Even a self-confessed Ukraine hawk from a Polish think tank admitted to me: “Ukraine’s borders have often shifted over time; the real struggle now is to ensure the future Ukraine’s [borders] move as little as possible.”
Besides, regaining territory in itself does not end the war, it merely shifts the front line out to the national border. Without some kind of negotiated settlement, Russia would be free to reconstitute its forces behind that frontier and attack all over again.
The unpalatable implication is that if Ukraine continues to refuse to accept any territorial losses — which is, after all, its right — then this becomes something of a forever war.
After a certain point, a degree of exhaustion will set in, and the war will probably oscillate between episodes of brutal fighting and temporary ceasefires, but it will not end. Is the current level of western support, so far worth more than £170 billion, sustainable?
The EU, Nato or going nuclear
Given that Ukraine cannot deliver Moscow the kind of knockout blow that would ensure it cannot be a threat in the future, it will rightly expect serious and credible security guarantees for any peace with its larger, and probably resentful, neighbour.
It is eager to join the European Union, but although its treaty does include mutual security guarantees, Kyiv does not take them very seriously. Crucially, neither does Moscow, which matters, as deterrence requires credibility.
Instead, Ukraine regards Nato’s article 5 guarantee of mutual assistance as the only guarantee that has the necessary authority.

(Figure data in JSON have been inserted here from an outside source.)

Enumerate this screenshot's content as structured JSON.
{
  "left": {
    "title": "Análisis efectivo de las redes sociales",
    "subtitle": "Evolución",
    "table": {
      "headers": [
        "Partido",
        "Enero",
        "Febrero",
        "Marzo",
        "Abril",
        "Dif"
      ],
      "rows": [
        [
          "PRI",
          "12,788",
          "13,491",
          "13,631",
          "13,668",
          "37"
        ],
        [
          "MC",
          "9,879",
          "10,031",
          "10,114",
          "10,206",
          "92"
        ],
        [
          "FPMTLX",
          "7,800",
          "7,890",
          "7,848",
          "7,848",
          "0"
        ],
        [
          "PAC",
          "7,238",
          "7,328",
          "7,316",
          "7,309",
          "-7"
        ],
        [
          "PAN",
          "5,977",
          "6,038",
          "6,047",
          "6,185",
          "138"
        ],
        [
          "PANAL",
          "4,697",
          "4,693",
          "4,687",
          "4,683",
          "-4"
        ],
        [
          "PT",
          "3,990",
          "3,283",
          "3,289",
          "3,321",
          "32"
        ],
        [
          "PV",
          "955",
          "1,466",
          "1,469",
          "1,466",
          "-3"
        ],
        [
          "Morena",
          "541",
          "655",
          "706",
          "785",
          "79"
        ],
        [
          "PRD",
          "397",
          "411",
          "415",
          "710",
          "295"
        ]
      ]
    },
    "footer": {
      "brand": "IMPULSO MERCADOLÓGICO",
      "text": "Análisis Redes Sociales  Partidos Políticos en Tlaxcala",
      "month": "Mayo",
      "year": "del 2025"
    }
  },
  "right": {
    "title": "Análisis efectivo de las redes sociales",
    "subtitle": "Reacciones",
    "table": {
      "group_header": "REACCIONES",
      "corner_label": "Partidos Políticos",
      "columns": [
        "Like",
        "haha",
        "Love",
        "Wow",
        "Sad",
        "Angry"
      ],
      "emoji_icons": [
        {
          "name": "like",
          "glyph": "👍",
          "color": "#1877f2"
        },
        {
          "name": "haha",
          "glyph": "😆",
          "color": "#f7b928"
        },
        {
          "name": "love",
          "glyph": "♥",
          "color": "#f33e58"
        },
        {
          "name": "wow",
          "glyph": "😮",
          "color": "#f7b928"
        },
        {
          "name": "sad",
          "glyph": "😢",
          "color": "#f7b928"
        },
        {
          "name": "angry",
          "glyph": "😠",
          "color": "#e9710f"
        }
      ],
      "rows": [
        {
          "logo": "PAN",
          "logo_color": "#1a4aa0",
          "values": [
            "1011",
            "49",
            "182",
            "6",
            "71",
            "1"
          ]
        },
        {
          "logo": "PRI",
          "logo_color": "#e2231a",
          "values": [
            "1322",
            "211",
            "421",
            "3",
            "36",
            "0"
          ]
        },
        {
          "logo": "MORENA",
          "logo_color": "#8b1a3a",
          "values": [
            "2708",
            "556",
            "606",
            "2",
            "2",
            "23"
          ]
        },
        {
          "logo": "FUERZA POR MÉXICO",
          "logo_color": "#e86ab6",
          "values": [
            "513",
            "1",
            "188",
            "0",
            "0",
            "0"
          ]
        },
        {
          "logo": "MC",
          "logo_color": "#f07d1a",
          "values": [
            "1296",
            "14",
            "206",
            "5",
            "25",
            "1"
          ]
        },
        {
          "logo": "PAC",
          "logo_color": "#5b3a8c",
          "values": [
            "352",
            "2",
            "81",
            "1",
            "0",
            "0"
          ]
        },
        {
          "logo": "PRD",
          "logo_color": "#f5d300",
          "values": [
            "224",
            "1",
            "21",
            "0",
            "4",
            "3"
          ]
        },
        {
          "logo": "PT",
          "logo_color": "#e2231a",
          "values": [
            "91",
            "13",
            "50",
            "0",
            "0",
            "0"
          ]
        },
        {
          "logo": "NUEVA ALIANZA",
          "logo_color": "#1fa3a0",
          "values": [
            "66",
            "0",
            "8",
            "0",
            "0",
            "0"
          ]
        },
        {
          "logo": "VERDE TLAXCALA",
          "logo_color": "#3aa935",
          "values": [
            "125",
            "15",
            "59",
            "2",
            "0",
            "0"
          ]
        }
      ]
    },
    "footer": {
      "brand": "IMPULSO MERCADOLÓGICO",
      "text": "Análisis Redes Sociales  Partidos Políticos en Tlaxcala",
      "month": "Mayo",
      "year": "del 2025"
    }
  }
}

However, there is little real enthusiasm in the alliance to let Ukraine in. At its summit in July, members affirmed that “Ukraine’s future is in Nato” and that Kyiv was on an “irreversible path” to membership — but again gave no sense of a timeline, simply promising an invitation “when allies agree and conditions are met”.
However, Nato members may be forced to make that invitation to avoid an even more unpalatable outcome: a Ukraine that decides it needs its own nuclear capability as the final guarantor of its security.
Essentially, this is a war of endurance. Putin calculates he can bleed Ukraine into exhaustion and outlast western commitment. Kyiv hopes that by expanding the war and inflicting greater and greater costs, Moscow will be unable or unwilling to continue.
What constitutes a victory for Ukraine? With neither side able to deliver a knockout blow, to some, a real victory would be an end to the killing and the emergence of a sovereign, prosperous and West-looking Ukraine, even if it means abandoning contested, depopulated, largely ruined territories in the southeast to Moscow. The first step to that would probably be a ceasefire.
Yet there is no sign that Zelensky is thinking in these terms — or could survive politically if he were. Quite the opposite; as a Ukrainian official admitted, “Zelensky is still the only real national leader — but he knows that the nationalists have never really liked him, and would do what they could to claw him down if he started talking about concessions.”
His Kursk incursion now looks as if it was devised to make an open-ended ceasefire less palatable to Putin, because it would leave a chunk of Russian territory in Kyiv’s hands.
Right now, then, it is as hard to see any meaningful road to “victory” as it is to define it.